The primary impact of CVE-2026-20091 is the potential compromise of confidentiality and integrity within the Cisco FXOS management interface. An attacker exploiting this vulnerability could execute arbitrary scripts in the context of an administrator's browser session, potentially stealing session cookies, performing unauthorized actions, or manipulating the interface to disrupt management operations. While availability is not directly affected, the breach of administrative control could lead to further attacks or misconfigurations impacting network security. Organizations relying on Cisco FXOS for firewall and security appliance management could face increased risk of insider threats or lateral movement if credentials are compromised. The requirement for valid administrator credentials and user interaction limits the threat to environments where attackers have already gained some level of access, but the consequences remain significant given the privileged nature of the interface. This vulnerability could facilitate persistent access or data exfiltration in targeted attacks against critical network infrastructure.

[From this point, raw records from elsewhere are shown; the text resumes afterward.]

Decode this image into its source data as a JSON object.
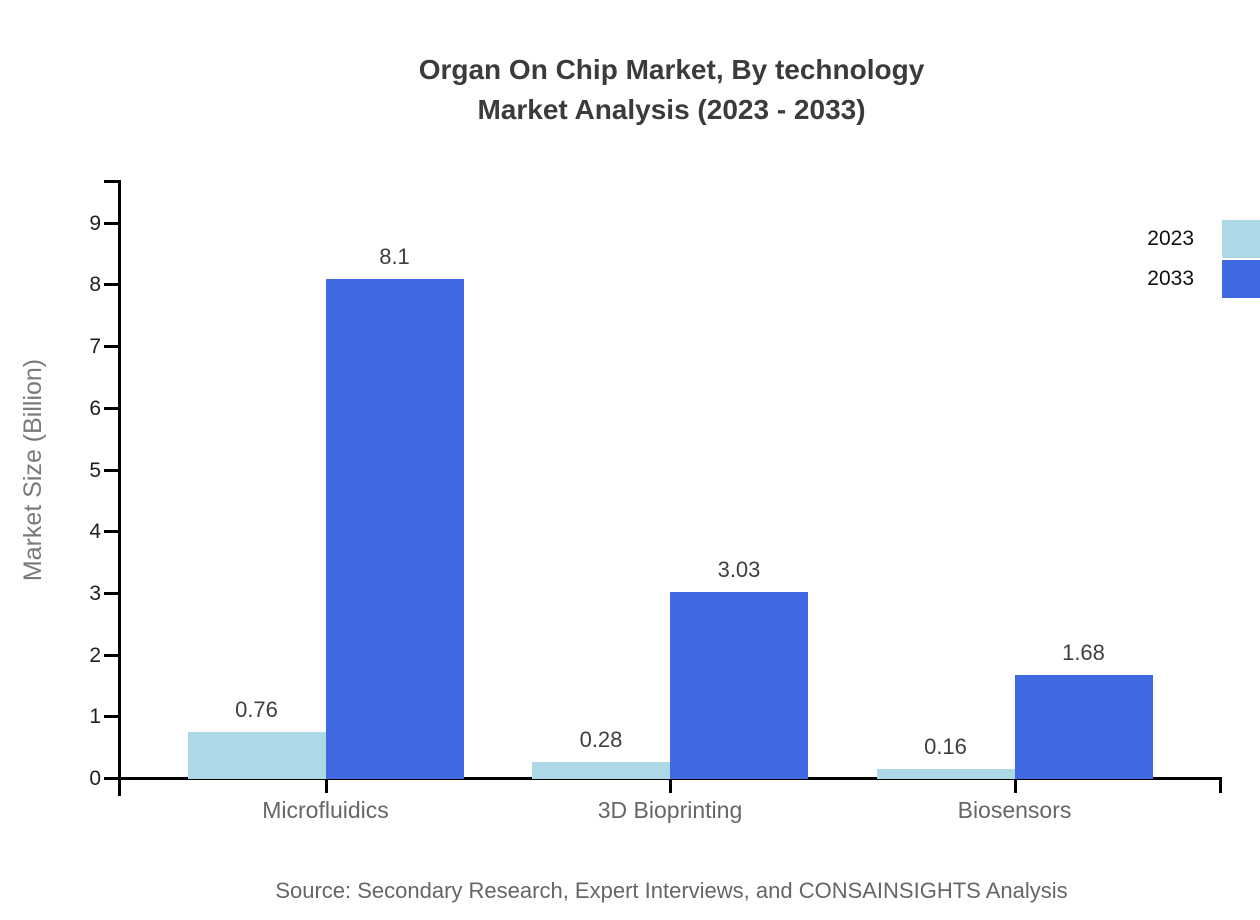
{
  "chart_data": {
    "type": "bar",
    "title": "Organ On Chip Market, By technology Market Analysis (2023 - 2033)",
    "title_line1": "Organ On Chip Market, By technology",
    "title_line2": "Market Analysis (2023 - 2033)",
    "categories": [
      "Microfluidics",
      "3D Bioprinting",
      "Biosensors"
    ],
    "series": [
      {
        "name": "2023",
        "color": "#ADD8E6",
        "values": [
          0.76,
          0.28,
          0.16
        ]
      },
      {
        "name": "2033",
        "color": "#4169E1",
        "values": [
          8.1,
          3.03,
          1.68
        ]
      }
    ],
    "xlabel": "",
    "ylabel": "Market Size (Billion)",
    "ylim": [
      0,
      9.7
    ],
    "yticks": [
      0,
      1,
      2,
      3,
      4,
      5,
      6,
      7,
      8,
      9
    ],
    "grid": false,
    "legend_position": "top-right",
    "value_labels_shown": true,
    "source": "Source: Secondary Research, Expert Interviews, and CONSAINSIGHTS Analysis",
    "colors": {
      "axis": "#000000",
      "title_text": "#3b3b3b",
      "tick_text": "#1f1f1f",
      "muted_text": "#666666",
      "value_label_text": "#3d4043"
    }
  }
}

1. Apply official Cisco patches or updates for FXOS versions affected by CVE-2026-20091 as soon as they become available to ensure the vulnerability is remediated. 2. Restrict administrative access to the FXOS management interface using network segmentation, VPNs, or access control lists to limit exposure to trusted personnel only. 3. Enforce strong authentication mechanisms, including multi-factor authentication (MFA), for all administrator accounts to reduce the risk of credential compromise. 4. Regularly audit and monitor administrator account usage and login activity to detect suspicious behavior indicative of compromised credentials. 5. Educate administrators about the risks of phishing and social engineering that could lead to credential theft and subsequent exploitation of this vulnerability. 6. Consider implementing Content Security Policy (CSP) headers and other browser security features to mitigate the impact of XSS attacks where possible. 7. Review and sanitize all user inputs in custom configurations or integrations with the FXOS interface to prevent injection of malicious scripts. 8. Limit the number of users with administrator or AAA administrator roles to the minimum necessary to reduce the attack surface.